The 6th Annual Gulf Studies Forum was held in Doha this on 7-8 December 2019 in Doha. Gathering researchers and experts from the region and beyond, the forum was split into two tracks, "Public Policymaking in the Gulf States" and "Threats to the Gulf States in the Regional and International Environment".

The forum was kicked off with opening remarks from Marwan Kabalan, Head of the Unit for Political Studies at the Arab Center, who stressed the importance of studying the region comprehensively and the critical nature of the topics for discussions. Kabalan stressed that the Arab Center has, over the past five years, pioneered this forum as one of its distinguished research programs. It has become an annual tradition held in the first week of December, which researchers from the region and the world have become keen to participate in, evidenced by the significant increase in applicants every year. Over the last six years, about 300 researchers from more than 50 countries around the world have offered papers in the fields of politics, economy, education, media, identity, economic diversification, Gulf social values and policymaking.

Dr Kabalan went on to introduce Abdulaziz Bin Nasser Al-Khalifa, CEO of Qatar Development Bank, who gave a public lecture on "The Role of Qatar Development Bank in Achieving Development Policies in Qatar," during which he spoke about the contribution and strategy of the Qatar Development Bank towards economic diversification and private sector growth with a focus on SMEs and entrepreneurship. Khalifa pointed out that the bank seeks to foster a culture of innovation and entrepreneurship, especially among Qatari employees, and to enhance levels of productivity, increase the proportion of exports of non-hydrocarbon services to GDP, and increase the contribution of the private sector to the local economy, strengthening Qatar as a regional center for priority sectors. Khalifa then tackled the challenges facing the Qatari private sector and the bank's efforts to overcome them, including developing the economic environment and infrastructure, developing administrative and legislative frameworks, enhancing access to information and training, and enhancing access to appropriate financing. Khalifa concluded his lecture by talking about the bank's plans to double its contribution to Qatar's GDP, supporting self-sufficiency efforts and increasing the added value across the priority sectors in Qatar.

Following Al-Khalifa's lecture, the forum split into separate tracks, policymaking and international relations. The policymaking track explored economic diversification policies and labour in the Gulf, with papers being presented on economic integration, labour policies and patterns of social inclusion. The second session looked at civil society and public policymaking in Kuwait, with the panel focusing on women and youth participation and civil society organisations.
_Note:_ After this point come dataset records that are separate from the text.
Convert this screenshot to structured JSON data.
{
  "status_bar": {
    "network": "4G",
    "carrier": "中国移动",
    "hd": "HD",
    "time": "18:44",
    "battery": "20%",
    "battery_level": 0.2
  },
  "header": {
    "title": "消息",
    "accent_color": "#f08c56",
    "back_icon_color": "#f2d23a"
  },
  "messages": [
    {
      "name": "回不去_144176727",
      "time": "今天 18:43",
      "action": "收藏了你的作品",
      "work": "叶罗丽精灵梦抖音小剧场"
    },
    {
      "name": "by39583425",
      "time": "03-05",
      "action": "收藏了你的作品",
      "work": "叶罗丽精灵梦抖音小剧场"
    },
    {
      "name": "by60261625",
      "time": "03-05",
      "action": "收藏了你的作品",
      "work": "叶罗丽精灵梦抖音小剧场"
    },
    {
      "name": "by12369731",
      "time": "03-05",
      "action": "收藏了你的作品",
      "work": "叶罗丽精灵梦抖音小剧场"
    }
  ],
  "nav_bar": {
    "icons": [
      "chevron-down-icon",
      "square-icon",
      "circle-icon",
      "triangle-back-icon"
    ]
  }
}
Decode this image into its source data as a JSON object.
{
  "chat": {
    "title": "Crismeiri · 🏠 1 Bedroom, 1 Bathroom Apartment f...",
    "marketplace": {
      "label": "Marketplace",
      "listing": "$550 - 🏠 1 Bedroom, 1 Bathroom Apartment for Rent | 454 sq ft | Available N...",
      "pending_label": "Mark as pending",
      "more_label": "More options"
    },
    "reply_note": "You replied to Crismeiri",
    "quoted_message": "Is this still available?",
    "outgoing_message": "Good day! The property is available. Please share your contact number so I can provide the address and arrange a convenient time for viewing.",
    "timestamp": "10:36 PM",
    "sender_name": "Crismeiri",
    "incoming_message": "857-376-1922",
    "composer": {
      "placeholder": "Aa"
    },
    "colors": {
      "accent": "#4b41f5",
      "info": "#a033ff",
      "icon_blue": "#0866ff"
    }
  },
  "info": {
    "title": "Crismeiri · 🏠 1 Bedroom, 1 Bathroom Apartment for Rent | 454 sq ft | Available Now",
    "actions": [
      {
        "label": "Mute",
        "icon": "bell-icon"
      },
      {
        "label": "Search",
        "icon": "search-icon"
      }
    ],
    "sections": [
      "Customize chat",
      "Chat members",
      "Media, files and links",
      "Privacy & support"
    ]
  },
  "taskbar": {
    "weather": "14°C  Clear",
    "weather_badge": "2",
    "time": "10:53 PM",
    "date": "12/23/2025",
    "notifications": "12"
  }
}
The third session was dedicated to the urgent need for state policy to address climate change in the Gulf. The speakers discussed urban planning, water policy, sustainability and natural geographic challenges.
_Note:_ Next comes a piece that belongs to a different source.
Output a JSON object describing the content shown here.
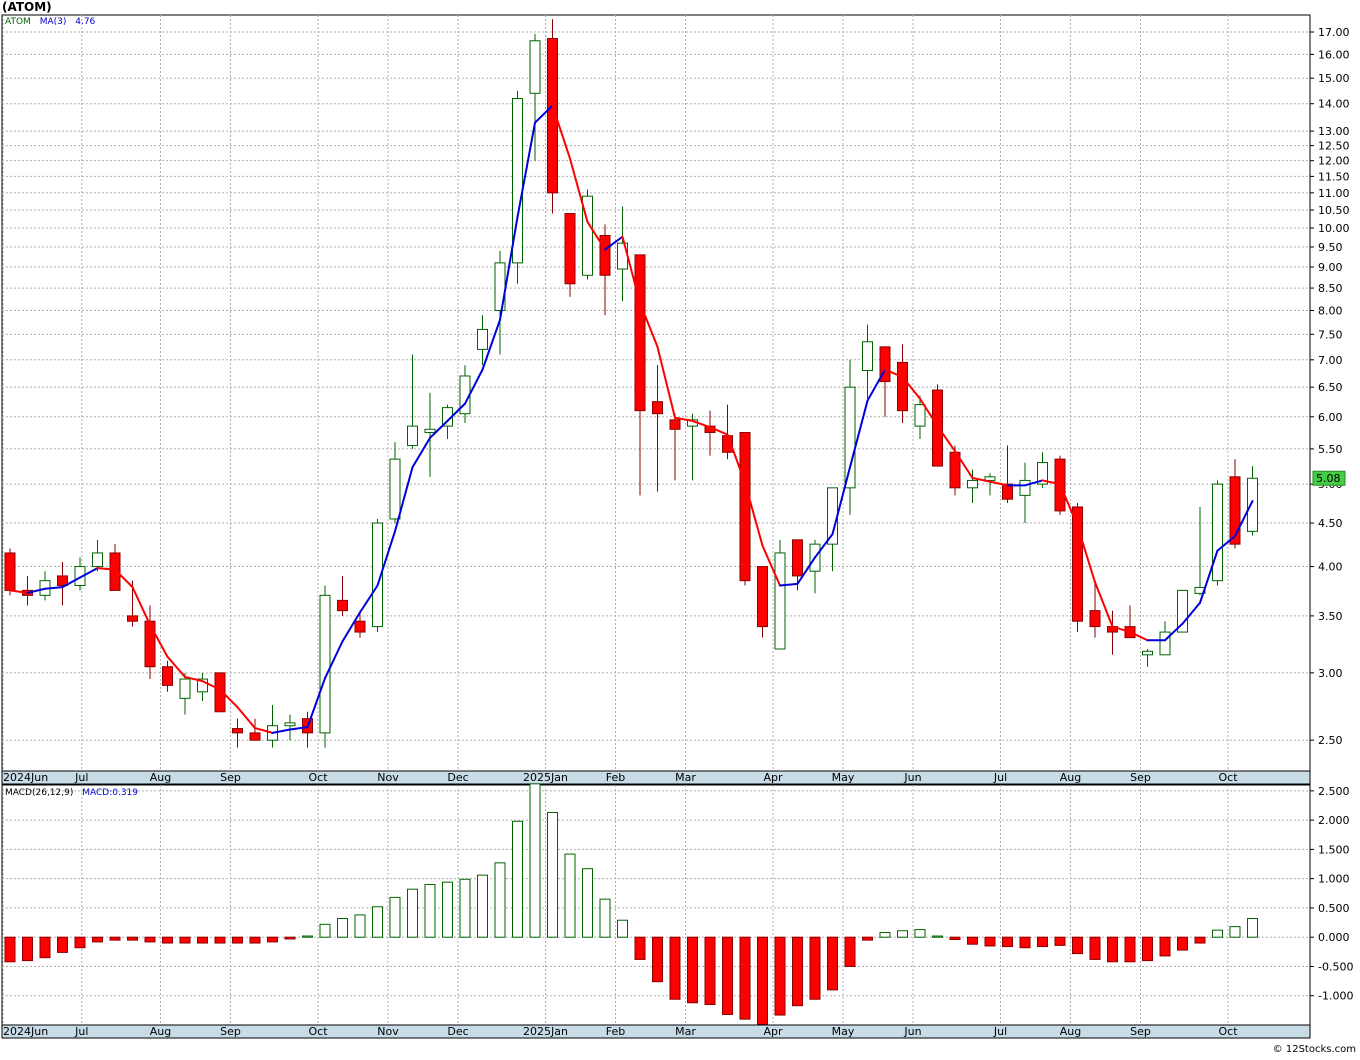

Session one of the international track explored Gulf State reactions to security challenges. The panel debated both international and regional relations and security challenges and patterns. The second session looked at Gulf State responses to security risks, dealing with the non-existent Gulf Naval Force, Oman's And Kuwait's statecraft toward Saudi Arabia and Oman's Iran policy. The third session focused on US-Iranian tensions and the repercussions on Gulf security, especially in light of the US withdrawal from the nuclear deal.
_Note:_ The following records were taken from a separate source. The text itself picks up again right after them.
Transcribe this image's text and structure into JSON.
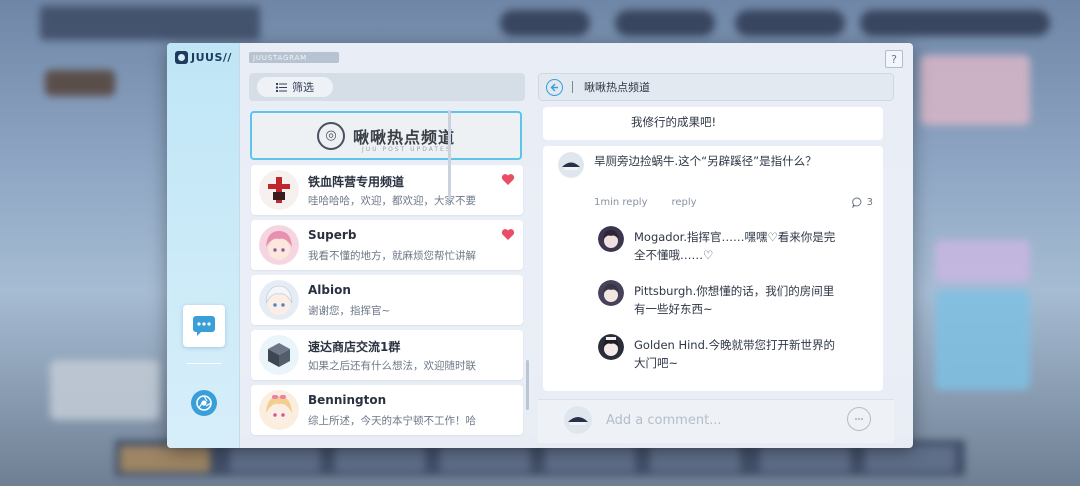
{
  "app": {
    "logo_text": "JUUS//",
    "strip_label": "JUUSTAGRAM",
    "help_label": "?"
  },
  "filter": {
    "label": "筛选"
  },
  "hot_channel": {
    "title": "啾啾热点频道",
    "subtitle": "JUU POST UPDATES"
  },
  "channels": [
    {
      "name": "铁血阵营专用频道",
      "message": "哇哈哈哈，欢迎，都欢迎，大家不要",
      "liked": true,
      "avatar": "ironblood-emblem-icon"
    },
    {
      "name": "Superb",
      "message": "我看不懂的地方，就麻烦您帮忙讲解",
      "liked": true,
      "avatar": "pink-hair-avatar"
    },
    {
      "name": "Albion",
      "message": "谢谢您，指挥官~",
      "liked": false,
      "avatar": "white-hair-avatar"
    },
    {
      "name": "速达商店交流1群",
      "message": "如果之后还有什么想法，欢迎随时联",
      "liked": false,
      "avatar": "package-icon"
    },
    {
      "name": "Bennington",
      "message": "综上所述，今天的本宁顿不工作！哈",
      "liked": false,
      "avatar": "blonde-hair-avatar"
    }
  ],
  "post": {
    "header_title": "啾啾热点频道",
    "previous_tail": "我修行的成果吧!",
    "main_comment": {
      "author": "旱厕旁边捡蜗牛.",
      "text": "这个“另辟蹊径”是指什么？",
      "time": "1min reply",
      "reply_label": "reply",
      "reply_count": "3"
    },
    "replies": [
      {
        "author": "Mogador.",
        "text": "指挥官……嘿嘿♡看来你是完全不懂哦……♡"
      },
      {
        "author": "Pittsburgh.",
        "text": "你想懂的话，我们的房间里有一些好东西~"
      },
      {
        "author": "Golden Hind.",
        "text": "今晚就带您打开新世界的大门吧~"
      }
    ],
    "comment_placeholder": "Add a comment..."
  },
  "colors": {
    "accent": "#3a9fd9",
    "heart": "#ea4d66",
    "highlight_border": "#5cc6ea"
  }
}
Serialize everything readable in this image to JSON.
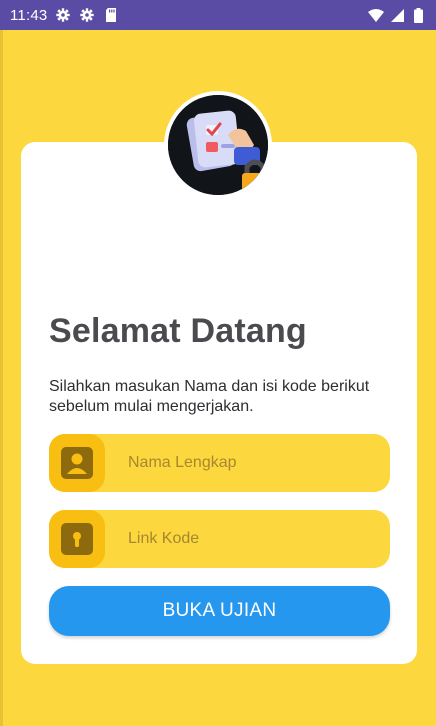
{
  "status_bar": {
    "time": "11:43",
    "left_icons": [
      "gear-icon",
      "gear-icon",
      "sd-card-icon"
    ],
    "right_icons": [
      "wifi-icon",
      "signal-icon",
      "battery-icon"
    ],
    "background": "#5A4BA4"
  },
  "screen": {
    "background": "#FDD73E"
  },
  "card": {
    "title": "Selamat Datang",
    "subtitle": "Silahkan masukan Nama dan isi kode berikut sebelum mulai mengerjakan.",
    "avatar_icon": "checklist-lock-illustration"
  },
  "fields": {
    "name": {
      "placeholder": "Nama Lengkap",
      "value": "",
      "icon": "user-icon"
    },
    "code": {
      "placeholder": "Link Kode",
      "value": "",
      "icon": "keyhole-icon"
    }
  },
  "button": {
    "label": "BUKA UJIAN",
    "color": "#2597EE"
  }
}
Discussions on Gulf security and public policymaking continued the next day. The policymaking track focused on education, higher education and language policy in the Gulf for the first session. Special attention was given to language policy and identity in Qatar and the concept of citizenship in education strategies as well as Omani education policy in preparation for its 2040 vision. The final two panels were dedicated to policy challenges in the Gulf, with the first of these looking at various decision-making mechanisms, Gulf representative councils, the role of public opinion polls and human rights policies. The last session looked at political reform in Saudi Arabia and government policy in accordance with the Qatar Vision 2030.

The international relations track for the second day started with a session on Energy Security in the Gulf, with papers dedicated to managing regional security threats in the energy sector and nuclear projects in the GCC States as well as Russian-Saudi dialogue and the future of OPEC+. The second session looked at Gulf security in light of regional conflicts where speakers touched on the future of Gulf security given the ongoing GCC crisis, how political change in Iraq effects future collective security, and the spillover of the US-Iran crisis on the region. The final session was dedicated to analyzing Turkey's regional political and military role as well as the relationship between congress and the Gulf States. The session also investigated the prospect of engaging the UN security council in the embargo on Qatar.